Considering the situation during that time, it was declared a pandemic which led to numerous countries, including the major economies like China, the United States, India, and others, implementing lockdowns which adversely affected the global economy.

In the first two quarters of 2020, the economic and industrial operations temporarily halted. Almost every manufacturing unit where advanced ceramics is used, such as electrical and electronics, transportation, industrial, chemical, and other End-user Industries (except medical), reduced their manufacturing capacities due to the lack of workers. The lockdown implemented put a halt to global supply chains. This resulted in repercussions in terms of both production and demand for advanced ceramics.

Market Recovery Timeline and Challenges

With time the lockdowns were uplifted, and relaxation was made to the public. Gradually, the economy picked up the pace and started its operations, bringing the demand in the global advanced ceramics market and increasing among various industries.

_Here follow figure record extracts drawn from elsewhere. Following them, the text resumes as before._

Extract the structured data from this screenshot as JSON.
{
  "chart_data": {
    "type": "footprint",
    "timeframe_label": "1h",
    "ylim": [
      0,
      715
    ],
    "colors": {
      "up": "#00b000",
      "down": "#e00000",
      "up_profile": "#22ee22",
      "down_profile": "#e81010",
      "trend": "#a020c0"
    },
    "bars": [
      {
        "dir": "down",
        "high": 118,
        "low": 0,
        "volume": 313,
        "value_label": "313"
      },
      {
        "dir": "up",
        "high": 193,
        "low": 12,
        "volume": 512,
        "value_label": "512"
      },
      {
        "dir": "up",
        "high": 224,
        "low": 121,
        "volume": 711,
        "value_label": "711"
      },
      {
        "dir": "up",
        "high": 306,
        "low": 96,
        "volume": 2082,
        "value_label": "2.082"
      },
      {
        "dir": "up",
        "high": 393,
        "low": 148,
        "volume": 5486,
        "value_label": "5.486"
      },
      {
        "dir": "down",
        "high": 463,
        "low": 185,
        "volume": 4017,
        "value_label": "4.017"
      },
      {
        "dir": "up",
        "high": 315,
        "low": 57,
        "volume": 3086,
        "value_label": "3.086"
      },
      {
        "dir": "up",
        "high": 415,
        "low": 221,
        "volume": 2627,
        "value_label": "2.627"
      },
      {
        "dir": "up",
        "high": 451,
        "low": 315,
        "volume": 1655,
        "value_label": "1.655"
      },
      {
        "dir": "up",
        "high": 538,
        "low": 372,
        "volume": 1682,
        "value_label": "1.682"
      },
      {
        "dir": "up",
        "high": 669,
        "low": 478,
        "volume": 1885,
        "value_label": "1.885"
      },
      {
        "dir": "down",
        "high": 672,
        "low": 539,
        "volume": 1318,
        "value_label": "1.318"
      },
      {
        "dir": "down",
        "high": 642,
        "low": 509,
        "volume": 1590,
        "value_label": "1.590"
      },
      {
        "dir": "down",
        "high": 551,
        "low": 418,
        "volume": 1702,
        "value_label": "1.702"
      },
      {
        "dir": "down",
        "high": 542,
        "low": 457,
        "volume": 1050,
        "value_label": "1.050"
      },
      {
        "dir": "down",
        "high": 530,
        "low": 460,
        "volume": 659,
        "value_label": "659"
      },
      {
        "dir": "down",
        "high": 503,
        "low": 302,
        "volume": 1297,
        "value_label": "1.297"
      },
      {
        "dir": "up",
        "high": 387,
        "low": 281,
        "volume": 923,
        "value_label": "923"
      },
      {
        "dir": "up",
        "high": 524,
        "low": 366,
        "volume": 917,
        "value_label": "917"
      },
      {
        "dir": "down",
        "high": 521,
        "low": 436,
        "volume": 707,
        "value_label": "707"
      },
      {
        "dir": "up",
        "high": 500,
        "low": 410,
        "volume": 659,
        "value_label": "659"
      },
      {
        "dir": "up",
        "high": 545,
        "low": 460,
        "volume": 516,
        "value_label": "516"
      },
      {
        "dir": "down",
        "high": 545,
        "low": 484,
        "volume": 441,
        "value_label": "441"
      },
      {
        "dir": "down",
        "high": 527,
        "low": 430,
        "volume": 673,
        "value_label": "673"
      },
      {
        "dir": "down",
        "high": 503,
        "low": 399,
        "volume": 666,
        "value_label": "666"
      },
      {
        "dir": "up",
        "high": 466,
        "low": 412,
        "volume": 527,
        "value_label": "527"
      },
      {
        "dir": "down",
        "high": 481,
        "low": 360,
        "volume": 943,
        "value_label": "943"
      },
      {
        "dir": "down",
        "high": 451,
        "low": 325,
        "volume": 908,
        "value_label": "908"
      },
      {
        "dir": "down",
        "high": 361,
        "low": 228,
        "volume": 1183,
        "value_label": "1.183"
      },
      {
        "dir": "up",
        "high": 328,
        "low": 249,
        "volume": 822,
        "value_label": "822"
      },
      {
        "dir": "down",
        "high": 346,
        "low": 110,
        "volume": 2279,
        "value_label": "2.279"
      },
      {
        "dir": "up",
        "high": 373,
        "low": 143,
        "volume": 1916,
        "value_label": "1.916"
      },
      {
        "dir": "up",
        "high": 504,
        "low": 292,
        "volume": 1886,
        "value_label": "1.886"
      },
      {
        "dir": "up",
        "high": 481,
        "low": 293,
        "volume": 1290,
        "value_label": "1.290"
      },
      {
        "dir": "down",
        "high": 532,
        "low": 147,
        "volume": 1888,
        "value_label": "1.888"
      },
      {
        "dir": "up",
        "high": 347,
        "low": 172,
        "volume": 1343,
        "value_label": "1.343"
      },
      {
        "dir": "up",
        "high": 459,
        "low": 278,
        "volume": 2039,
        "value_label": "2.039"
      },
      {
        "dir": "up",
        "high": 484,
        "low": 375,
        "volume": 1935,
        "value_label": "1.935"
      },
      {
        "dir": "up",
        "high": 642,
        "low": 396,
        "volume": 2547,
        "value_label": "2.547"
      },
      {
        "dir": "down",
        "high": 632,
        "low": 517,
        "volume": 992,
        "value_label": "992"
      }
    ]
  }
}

As the situation improved during the initial months of 2021, the economies also strengthened their fiscal policies and initiated their development process; the end-user industries began their activities, bringing the overall ceramics market back on track.

Recent Developments

• In December 2021, the US government issued an authorisation for the use of Title III of the Defense Production Act (DPA) to expand and strengthen the domestic industrial base for radiation-resistant microelectronics.
• BlackSky (US), a provider of real-time geospatial intelligence, contracted ROCKET LAB USA in April 2022 to deploy two satellites into orbit on its behalf. These two new satellites represent 112 satellites launched into space by ROCKET LAB USA.
• In March 2022, STMicroelectronics (Switzerland) announced the release of a new series of radiation-resistant power, analogue, and logic ICs housed in a low-cost plastic package. The new series is anticipated to include radiation-resistant components such as voltage regulators, data converters, logic gates, and LVDS transceivers, which are utilised in a variety of space applications, including telemetry start trackers and onboard computers.
• The Army Contracting Command awarded BAE Systems (UK) USD 60 million in January 2022 for the development of next-generation radiation-hardened by design microelectronics to leverage Intel Corporation's commercial foundry. This new programme enhances the US government and aerospace industry's access to cutting-edge microelectronics technology on American soil. BAE Systems is anticipated to execute this programme with the assistance of a team composed of Cadence Design Systems, Movellus, Reliable Microsystems, Carnegie Mellon University, and Sandia National Laboratories.
• Microchip Technology Inc. (US) announced in September 2021 that it would join the Defense Advanced Research Projects Agency (DARPA) Toolbox initiative, which is anticipated to provide open licencing opportunities for organisation researchers. Microchip's participation in defence and aerospace development programmes helps to accelerate innovation. It helps provide DARPA researchers with no-cost access to the company's Libero design software suite and intellectual property (IP) for the development of low-power FPGA-based systems.